Sanchez and his mother walked across the driveway and were standing on a neighbor's porch. They had been on the neighbor's porch for less than five minutes when. Sanchez testified that he saw appellant open the screen door, walk backwards off the porch, and walk away. Stephens then emerged from the house with one hand over his chest and the other holding the baseball bat. Stephens said, "Call the law, he got me, he got me." The medical examiner's report indicated Stephens died of a single stab wound in his left chest area.
Appellant testified he went into the house because Sanchez "took so long coming back." He testified that he was not agitated from the telephone conversation and did not start the argument with Stephens. However, he told Stephens that he "should stop talking so much **** on the telephone to people that you don't know nothing about."
He testified that after Sanchez and his mother went out the door, he turned to follow them. Stephens then hit him from behind with the baseball bat. After Stephens hit him on the back and shoulder with the bat, Stephens hit him a second time across the shoulder. As Stephens again "was coming down . . . with the baseball bat," appellant retrieved his knife and opened it. Appellant testified that he held the knife, intending to frighten Stephens away with it, and that Stephens ran into the blade. Appellant testified that he had not had any fights or difficulty with Stephens until that day and that he had the knife because he used it in his work.
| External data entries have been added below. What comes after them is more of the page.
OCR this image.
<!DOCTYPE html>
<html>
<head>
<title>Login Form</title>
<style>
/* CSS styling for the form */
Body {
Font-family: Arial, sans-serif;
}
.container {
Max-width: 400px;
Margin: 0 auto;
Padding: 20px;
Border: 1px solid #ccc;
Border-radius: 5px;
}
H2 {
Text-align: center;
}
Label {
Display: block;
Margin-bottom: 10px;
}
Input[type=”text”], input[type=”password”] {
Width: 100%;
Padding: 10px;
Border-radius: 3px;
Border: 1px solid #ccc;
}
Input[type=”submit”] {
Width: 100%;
Appellant testified that he walked to a nearby store, where he asked Sam Brown, a captain with the sheriff's office, to call the police because he had stabbed someone. After appellant gave a statement at the police station, the police took him to the hospital because he indicated that his shoulder was hurting. The treating doctor testified that appellant had a contusion of the right shoulder and that the injury could have been caused by a blunt object such as a baseball bat. He proscribed medication and a sling to hold the arm.
A toxicologist testified that Stephens had a blood alcohol level of .22% by weight by volume at the time of his death.
Finding: Second Degree Murder. The jury disbelieved the Defendant’s assertion to self defense, and looked to his statements and actions for reasons to believe he provoked and incited the attack.
As I stated earlier, you roll the dice, you may loose. Here were 3 cases of men whose lives were in danger. Yet by their actions:
One was not afforded the ability to argue self-defense, by matter of law, PERIOD. He forfeited it.
One was determined to not be in grave danger in a stalled car, even though he was being attacked, and the jurors pondered why he prepared for a confrontation by arming himself.
One had his state of mind evaluated by damaging statements normally considered heresay, and those statements impacted his claim to self-defense.